15 thoughts on “Find Locked Accounts in Active Directory (2 Options)”

  1. Hi Robert,

    Looking at the script above (AD locked user) I want the result to show me only the NON DISABLED accounts for which (Search-ADAccount -lockedout | where-object {$_.enabled -eq ‘True’}) works but I also want to sort the result by date – i.e Last Log On Date.

    Much appreciated

  2. Seems the AD Query method can also show accounts that aren’t actually locked.
    I suspect it’s when an account is locked out, and it then unlocks itself due to the lockout period policy being reached.
    It seems the lockouttime flag is still greater than one in this instance, despite the user account not being locked.

    You can clear and remove these from the query view by ticking the “Unlock Account” option in the user properties, even though the account isn’t locked. This seems to then put that flag back to 0.

    • Hi Carl,

      I’m also experiencing some inaccurate results with the LDAP query. I would stick to using PowerShell for this, it seems more accurate and is easier to use in my opinion.

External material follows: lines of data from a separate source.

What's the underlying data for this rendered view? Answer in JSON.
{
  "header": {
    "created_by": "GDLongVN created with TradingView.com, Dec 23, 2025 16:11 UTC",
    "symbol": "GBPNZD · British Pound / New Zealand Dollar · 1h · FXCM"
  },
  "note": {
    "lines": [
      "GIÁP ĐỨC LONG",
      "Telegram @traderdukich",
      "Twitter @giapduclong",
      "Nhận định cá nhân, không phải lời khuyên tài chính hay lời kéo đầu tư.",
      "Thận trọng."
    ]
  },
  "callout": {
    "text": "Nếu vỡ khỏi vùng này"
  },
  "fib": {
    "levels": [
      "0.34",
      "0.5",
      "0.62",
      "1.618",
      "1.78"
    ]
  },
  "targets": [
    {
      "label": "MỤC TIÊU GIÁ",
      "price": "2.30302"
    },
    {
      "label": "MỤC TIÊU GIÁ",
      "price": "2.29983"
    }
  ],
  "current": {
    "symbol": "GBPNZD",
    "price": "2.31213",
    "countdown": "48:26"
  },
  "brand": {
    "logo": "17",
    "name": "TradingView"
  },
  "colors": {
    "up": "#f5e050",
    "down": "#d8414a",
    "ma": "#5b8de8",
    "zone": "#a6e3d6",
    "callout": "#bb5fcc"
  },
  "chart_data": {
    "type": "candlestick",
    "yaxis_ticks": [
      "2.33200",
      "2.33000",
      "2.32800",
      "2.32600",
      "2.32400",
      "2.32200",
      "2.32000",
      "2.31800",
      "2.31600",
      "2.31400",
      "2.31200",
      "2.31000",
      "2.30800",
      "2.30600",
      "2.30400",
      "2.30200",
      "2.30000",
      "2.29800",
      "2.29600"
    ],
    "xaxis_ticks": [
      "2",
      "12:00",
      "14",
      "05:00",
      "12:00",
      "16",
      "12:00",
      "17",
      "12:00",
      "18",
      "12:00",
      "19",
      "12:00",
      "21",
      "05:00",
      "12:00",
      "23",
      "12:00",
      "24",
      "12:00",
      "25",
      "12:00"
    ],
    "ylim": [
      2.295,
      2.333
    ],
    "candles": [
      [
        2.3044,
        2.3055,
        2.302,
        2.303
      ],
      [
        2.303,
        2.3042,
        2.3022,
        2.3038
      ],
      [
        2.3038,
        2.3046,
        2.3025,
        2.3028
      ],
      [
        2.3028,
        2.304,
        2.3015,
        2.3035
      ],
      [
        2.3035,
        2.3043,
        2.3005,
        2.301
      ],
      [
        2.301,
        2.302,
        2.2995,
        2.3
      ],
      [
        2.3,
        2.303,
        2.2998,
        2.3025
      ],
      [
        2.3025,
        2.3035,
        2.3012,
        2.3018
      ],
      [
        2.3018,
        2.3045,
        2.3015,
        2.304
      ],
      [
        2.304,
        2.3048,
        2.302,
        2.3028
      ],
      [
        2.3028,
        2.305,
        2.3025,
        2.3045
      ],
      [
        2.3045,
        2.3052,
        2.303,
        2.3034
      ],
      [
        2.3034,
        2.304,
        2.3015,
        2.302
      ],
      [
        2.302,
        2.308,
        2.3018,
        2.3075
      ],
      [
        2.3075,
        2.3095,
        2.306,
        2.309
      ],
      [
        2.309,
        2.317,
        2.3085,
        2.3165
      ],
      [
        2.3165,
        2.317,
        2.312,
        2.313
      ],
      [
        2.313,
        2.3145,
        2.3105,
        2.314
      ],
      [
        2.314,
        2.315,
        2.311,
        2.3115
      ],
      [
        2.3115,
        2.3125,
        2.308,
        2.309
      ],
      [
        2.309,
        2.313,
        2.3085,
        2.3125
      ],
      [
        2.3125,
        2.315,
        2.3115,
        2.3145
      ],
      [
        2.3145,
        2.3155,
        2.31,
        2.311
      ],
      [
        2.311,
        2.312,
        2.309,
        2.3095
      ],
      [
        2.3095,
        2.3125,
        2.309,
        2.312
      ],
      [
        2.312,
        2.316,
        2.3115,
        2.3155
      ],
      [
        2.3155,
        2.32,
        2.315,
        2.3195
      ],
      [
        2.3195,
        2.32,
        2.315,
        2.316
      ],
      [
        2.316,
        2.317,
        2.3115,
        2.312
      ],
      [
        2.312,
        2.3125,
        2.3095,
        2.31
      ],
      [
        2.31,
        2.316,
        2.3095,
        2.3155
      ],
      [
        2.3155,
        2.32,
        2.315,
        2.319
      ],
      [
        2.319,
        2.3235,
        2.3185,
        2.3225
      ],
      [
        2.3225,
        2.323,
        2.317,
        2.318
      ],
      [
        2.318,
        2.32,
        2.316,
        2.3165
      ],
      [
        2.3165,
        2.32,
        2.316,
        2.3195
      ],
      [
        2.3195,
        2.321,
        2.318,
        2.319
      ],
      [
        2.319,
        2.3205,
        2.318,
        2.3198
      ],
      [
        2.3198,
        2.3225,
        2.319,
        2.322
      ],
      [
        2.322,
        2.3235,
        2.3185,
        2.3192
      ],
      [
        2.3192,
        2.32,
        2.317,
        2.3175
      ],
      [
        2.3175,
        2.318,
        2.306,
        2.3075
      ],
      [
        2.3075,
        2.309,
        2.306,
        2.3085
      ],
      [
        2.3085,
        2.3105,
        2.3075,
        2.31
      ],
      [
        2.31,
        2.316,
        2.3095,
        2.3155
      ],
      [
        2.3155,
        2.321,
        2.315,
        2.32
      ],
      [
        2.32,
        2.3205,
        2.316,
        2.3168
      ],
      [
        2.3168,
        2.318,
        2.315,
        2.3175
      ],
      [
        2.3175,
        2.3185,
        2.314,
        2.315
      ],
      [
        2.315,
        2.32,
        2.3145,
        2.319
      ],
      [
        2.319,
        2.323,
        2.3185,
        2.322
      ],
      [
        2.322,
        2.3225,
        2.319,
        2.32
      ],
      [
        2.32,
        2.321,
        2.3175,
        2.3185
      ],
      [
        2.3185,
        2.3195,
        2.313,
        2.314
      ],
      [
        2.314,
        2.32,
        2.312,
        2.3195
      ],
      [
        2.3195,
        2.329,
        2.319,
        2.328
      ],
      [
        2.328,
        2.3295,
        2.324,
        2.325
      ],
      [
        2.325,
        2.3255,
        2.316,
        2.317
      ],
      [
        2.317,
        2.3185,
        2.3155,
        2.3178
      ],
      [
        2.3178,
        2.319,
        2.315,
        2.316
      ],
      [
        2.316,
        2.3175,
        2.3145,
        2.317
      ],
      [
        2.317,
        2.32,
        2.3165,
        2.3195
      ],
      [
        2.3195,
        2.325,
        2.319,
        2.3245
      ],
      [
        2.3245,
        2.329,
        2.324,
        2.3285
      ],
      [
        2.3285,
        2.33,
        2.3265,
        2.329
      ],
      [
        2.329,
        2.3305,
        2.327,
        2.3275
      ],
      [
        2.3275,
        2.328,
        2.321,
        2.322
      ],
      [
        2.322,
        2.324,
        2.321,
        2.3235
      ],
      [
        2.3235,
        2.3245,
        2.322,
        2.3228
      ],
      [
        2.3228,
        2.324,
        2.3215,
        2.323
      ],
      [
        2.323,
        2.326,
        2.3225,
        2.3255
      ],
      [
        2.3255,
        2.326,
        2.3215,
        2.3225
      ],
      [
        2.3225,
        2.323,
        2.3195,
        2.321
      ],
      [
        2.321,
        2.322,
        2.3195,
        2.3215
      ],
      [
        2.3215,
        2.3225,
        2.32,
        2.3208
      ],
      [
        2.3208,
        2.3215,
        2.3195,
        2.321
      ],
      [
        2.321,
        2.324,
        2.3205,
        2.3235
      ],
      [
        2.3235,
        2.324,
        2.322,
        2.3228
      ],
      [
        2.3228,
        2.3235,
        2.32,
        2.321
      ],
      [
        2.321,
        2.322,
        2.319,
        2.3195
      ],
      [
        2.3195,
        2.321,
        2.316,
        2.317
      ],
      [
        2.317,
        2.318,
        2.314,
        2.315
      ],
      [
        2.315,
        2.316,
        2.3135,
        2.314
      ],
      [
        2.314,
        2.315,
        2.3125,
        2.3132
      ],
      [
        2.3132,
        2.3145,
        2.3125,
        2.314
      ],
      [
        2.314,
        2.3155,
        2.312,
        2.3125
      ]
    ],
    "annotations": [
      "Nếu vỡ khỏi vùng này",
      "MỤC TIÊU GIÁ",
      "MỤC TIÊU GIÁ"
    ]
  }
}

    • Yes, use this command to check a single user. Change username to the account name you want to check.

      Get-ADUser username -Properties * | Select-Object LockedOut

  3. I add that query to our AD, the it gives user list. Then I open a user account in ALL Locked User Accounts folder but they did not show that user is locked.

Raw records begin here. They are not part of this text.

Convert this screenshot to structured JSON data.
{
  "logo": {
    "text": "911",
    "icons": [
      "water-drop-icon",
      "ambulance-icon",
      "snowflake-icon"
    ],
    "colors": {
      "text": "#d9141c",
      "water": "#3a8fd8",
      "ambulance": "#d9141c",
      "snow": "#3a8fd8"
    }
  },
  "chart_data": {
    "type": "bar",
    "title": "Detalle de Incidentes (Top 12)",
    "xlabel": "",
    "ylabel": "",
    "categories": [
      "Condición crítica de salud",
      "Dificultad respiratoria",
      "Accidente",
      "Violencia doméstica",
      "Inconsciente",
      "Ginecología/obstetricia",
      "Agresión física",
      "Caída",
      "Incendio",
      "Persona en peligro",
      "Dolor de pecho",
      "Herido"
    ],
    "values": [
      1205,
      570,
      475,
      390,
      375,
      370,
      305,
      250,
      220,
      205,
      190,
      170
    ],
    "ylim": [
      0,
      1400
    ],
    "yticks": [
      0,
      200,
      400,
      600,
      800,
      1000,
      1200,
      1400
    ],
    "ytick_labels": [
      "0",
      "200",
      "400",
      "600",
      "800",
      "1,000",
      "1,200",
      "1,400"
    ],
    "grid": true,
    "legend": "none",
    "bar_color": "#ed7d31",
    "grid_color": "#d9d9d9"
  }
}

    • Joey, yes you can filter and just show locked users for enabled users. This should do it.

      Search-ADAccount -lockedout | where-object {$_.enabled -eq 'True'}

  4. SO you have the locked out account, but the user already came to you advising you the same. I found this post searching to hoping to find the cause of the lockout. I’ve ran Lockoutstatus.exe from Microsoft and we already reset the user’s account (he will most likely be back tomorrow). I see nothing from the powershell results or the Microsoft result showing the root cause of the lockout(s). Microsoft gave me a list of our DCs which is nice but not useful in this case. Ideas?

  5. For the PowerShell command, users may need to type

    Import-Module ActiveDirectory

    before the search-adaccount command will work.

    • If you have PowerShell V5 or later you shouldn’t need to use the import module command. When you run PowerShell it should load any modules that you have installed.